Out of interest, why do these objects need to be written? I had expected git to just send a "rename" command upstream.


Solution

  • It should not be (slow), at all, at least not unless you're doing tricky things with shallow repositories, or using dumb protocols. There is, however, no "rename" operation sent upstream.

    Internally, Git stores everything as one of four Git object types: commits, trees, blobs (files), and (annotated) tags.

    A commit object is generally very small. Here's a sample of a real actual commit object, out of the source for Git itself:

    $ git cat-file -p HEAD | sed 's/@/ /'
    tree 6fe777d97b5a6fb3176d47c5ccda454deb69a8f6
    parent cc00d9cfffbbeb34ee23731668656b2ebc165c85
    author Junio C Hamano <gitster pobox.com> 1461960207 -0700
    committer Junio C Hamano <gitster pobox.com> 1461964869 -0700
    
    Eighth batch for 2.9
    
    Signed-off-by: Junio C Hamano <gitster pobox.com>
    

    When you rename a directory or file, what you get, in the end, is a new "tree" object. Here's a bit of the top level tree for that same commit:

    $ git cat-file -p 'HEAD^{tree}'
    100644 blob 5e98806c6cc246acef5f539ae191710a0c06ad3f    .gitattributes
    100644 blob 05cb58a3d4ef47295fa8ef02add44a0f0dd90d1f    .gitignore
    100644 blob e5b4126bec557db55924b7b60ed70349626ea2c4    .mailmap
    100644 blob 78e433ba718df00d112a5f57d523afb8db189c79    .travis.yml
    100644 blob 536e55524db72bd2acf175208aef4f3dfc148d42    COPYING
    040000 tree 1771d89504a0003add17bffd2170f39490bad1ff    Documentation
    

    If I were to rename COPYING or Documentation, I would get a new tree object (with a different ID) but the existing blob objects for .gitattributes, .gitignore, and so on would all be unchanged. This is true for sub-trees and blobs within Documentation/ as well. Depending on which particular directory you renamed, one could expect Git to need one or more new "tree" objects to go with your (one) new "commit" object. None of these objects should be very large.

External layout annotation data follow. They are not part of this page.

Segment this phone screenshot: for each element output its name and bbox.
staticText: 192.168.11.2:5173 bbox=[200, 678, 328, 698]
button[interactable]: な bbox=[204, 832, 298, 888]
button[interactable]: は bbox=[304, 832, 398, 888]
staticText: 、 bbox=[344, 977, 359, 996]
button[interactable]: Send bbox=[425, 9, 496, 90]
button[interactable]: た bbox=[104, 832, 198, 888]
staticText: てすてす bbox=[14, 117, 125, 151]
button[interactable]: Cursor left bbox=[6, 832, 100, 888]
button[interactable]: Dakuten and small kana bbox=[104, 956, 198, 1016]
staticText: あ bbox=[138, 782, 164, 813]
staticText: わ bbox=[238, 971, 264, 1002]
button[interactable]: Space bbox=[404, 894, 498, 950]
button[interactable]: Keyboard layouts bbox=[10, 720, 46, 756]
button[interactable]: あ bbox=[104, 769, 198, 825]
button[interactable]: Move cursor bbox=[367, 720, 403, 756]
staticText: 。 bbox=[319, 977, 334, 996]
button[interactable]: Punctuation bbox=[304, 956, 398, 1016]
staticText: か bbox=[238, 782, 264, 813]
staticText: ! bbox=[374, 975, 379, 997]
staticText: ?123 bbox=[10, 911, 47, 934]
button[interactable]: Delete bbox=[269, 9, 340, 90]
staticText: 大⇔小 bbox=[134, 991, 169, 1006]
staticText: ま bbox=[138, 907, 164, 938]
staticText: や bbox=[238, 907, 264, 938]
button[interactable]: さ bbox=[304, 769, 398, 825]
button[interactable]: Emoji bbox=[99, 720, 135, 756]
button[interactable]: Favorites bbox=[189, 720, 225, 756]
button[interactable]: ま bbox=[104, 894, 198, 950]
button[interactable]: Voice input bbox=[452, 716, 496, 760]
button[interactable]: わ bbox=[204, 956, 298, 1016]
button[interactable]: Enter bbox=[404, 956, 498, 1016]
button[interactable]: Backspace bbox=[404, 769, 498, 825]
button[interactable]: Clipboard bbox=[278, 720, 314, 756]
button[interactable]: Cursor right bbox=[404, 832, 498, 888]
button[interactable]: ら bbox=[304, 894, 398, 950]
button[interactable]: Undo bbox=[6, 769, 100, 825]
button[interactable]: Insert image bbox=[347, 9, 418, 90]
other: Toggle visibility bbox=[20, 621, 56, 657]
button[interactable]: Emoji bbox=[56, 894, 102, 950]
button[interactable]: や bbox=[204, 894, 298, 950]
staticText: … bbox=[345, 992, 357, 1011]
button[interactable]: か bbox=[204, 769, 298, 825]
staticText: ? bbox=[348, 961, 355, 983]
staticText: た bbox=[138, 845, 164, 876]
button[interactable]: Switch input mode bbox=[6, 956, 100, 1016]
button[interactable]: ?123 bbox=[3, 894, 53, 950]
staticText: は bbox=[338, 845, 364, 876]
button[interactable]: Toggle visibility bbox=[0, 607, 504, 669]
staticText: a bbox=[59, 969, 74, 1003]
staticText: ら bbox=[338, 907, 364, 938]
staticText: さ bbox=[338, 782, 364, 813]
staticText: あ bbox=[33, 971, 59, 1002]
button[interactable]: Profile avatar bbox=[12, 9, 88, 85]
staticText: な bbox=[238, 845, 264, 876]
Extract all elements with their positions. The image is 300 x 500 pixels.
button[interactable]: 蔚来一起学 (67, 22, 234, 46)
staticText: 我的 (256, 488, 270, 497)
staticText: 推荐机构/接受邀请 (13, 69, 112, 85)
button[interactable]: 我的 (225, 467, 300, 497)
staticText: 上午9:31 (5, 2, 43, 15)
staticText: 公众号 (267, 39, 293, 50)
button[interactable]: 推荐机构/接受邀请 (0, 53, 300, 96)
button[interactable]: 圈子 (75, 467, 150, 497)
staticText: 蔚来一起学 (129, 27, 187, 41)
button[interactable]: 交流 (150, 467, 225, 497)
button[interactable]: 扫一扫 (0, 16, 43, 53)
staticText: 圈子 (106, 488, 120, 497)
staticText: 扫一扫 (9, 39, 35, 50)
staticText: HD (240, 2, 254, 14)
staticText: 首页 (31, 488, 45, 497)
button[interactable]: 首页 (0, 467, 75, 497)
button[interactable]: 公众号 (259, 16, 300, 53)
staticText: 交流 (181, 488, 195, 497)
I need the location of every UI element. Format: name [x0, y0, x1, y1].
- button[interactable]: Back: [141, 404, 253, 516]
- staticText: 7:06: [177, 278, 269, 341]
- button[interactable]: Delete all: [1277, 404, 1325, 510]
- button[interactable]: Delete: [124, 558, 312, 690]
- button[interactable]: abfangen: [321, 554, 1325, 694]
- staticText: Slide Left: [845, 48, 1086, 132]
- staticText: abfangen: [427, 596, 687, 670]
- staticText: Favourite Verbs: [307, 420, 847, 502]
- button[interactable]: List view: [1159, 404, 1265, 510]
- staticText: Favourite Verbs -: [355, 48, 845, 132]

    A subsequent git push, over any reasonably smart protocol, should:

    • discover that it need only send one new commit object and however many tree objects
    • compress those objects against objects that your Git knows (because of shared hash values) exist on the remote Git (before "writing objects" there's an exchange phase where their Git tells you what they have)
    • write a "thin pack" that sends just two or five or however-many objects, which should take a few kilobytes and milliseconds

    and then be done with the transmission phase. (The remote must then "fix" the thin pack, which could take some time, and verify that the push is allowed and—if allowed—update the remote repository, before sending an acknowledgement or failure response.)